喜びや悔しさが溢れた決勝。東洋大のエースから日本代表として世界へ挑む。リオ五輪で勝負に出るため、今回得た課題から二人はさらに強さを追求していく。
・桐生(法3=洛南)
(思い描いていた五輪決定は)こんな感じではなかった。こんな形で五輪を決める予定ではなかった。一番嫌な決まり方。想像していたオリンピックのここで勝つという展開ができなかった。それでもオリンピックは決まったのでそこではしっかり調整していきたい。(注目されたレースだが)気持ちは高まっていて固さとかはなかった。インタビューも笑顔で受ける予定だったのにこんなことになって人前で泣くのは嫌だし、泣くなら勝って泣きたかった。あまりにも情けない。応援してくださった方たちに申し訳ない。コーチやトレーナーさんにも優勝してくると言って来たので申し訳ない。(レース前の気持ちは)準決勝よりいける気がしていた。他を意識せずに自分のレースができた。
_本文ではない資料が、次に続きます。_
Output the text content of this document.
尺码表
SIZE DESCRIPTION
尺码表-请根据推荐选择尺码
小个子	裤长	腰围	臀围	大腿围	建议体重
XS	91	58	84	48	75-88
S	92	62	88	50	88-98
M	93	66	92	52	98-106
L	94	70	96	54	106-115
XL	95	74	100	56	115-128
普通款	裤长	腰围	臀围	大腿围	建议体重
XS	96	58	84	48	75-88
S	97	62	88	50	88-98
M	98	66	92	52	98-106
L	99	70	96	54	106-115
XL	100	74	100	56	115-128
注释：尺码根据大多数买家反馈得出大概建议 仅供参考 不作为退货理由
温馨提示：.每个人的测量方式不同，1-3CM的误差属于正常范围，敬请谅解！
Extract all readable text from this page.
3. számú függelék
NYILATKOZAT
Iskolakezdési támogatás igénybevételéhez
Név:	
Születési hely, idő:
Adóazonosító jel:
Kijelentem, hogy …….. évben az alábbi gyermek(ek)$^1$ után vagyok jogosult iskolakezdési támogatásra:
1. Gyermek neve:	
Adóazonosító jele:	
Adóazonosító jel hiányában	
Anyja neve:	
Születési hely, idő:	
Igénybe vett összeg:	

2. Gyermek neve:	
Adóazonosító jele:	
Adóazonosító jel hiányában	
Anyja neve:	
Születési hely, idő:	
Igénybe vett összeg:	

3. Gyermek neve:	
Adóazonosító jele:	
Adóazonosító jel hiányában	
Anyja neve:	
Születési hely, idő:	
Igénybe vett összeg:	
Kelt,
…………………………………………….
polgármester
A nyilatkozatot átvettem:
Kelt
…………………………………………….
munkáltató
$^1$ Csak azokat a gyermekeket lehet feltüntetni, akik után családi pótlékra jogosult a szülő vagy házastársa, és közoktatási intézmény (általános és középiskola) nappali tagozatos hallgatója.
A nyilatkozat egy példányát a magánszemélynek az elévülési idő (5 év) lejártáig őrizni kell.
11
(五輪への気持ちは)練習とかしっかり前を向いてやっていきたい。(これまでの気持ちは)しっかり五輪決めるという気持ちは変わらなかった。悪い緊張ではなかったのでこういうレースを走れて良かった。
・ウォルシュ(ラ2=東野)
(良かったところは)観客が良かった。夜もテンションが上がるし、雰囲気が去年とは全然違う。(決勝に向けての準備は)昨日前半あまり乗れなかったので、スタートダッシュはやった。(前半200mまでは)抑えるとかなくて、最初スピードに乗ったらそのままいく感じだった。(最後の直線に入ったときは)家族とか友達とか応援してくれる人たちの顔が浮かんできて、絶対にいくぞという感じでいった。コーチに他は見ないで自分の走りだけすればいいと言われていたから周りとか見ないで、自分の得意な前半からいく感じを出してそのままいった。(今までは)前を抜いたらバックストレートで抑え目にいっていたがそれもしないでいった。(標準突破へ何度も挑戦していったが)一つ一つ試合をやっていく中で、よくなった部分もあるしだめな部分もあったので、それを一つ一つ修正して最後いい結果になった。(崖っ淵感は)自分のことを信じていたので、最後の最後でいけると思っていた。(日本一になったことは)勝っただけでリオいけなかったら意味なかったので最大の目標はリオの標準を切ることだった。日本一というのは後からくると思っていた。(オリンピックでは)最後の100mでたれてしまうからそこを修正していき、リオのファイナルに上りたい。(金丸選手については)日本一を取るのだったら11回も日本一になってる金丸さんと戦って日本一になりたかった。(力になった家族とのエピソードは)お母さんはいつもジュリアンだったらいけると言ってくれていたので、お母さんの顔は一番最初に浮かんだ。(オリンピックで楽しみなことは)強い選手と戦ってもっと自分が強くなるからいいと思う。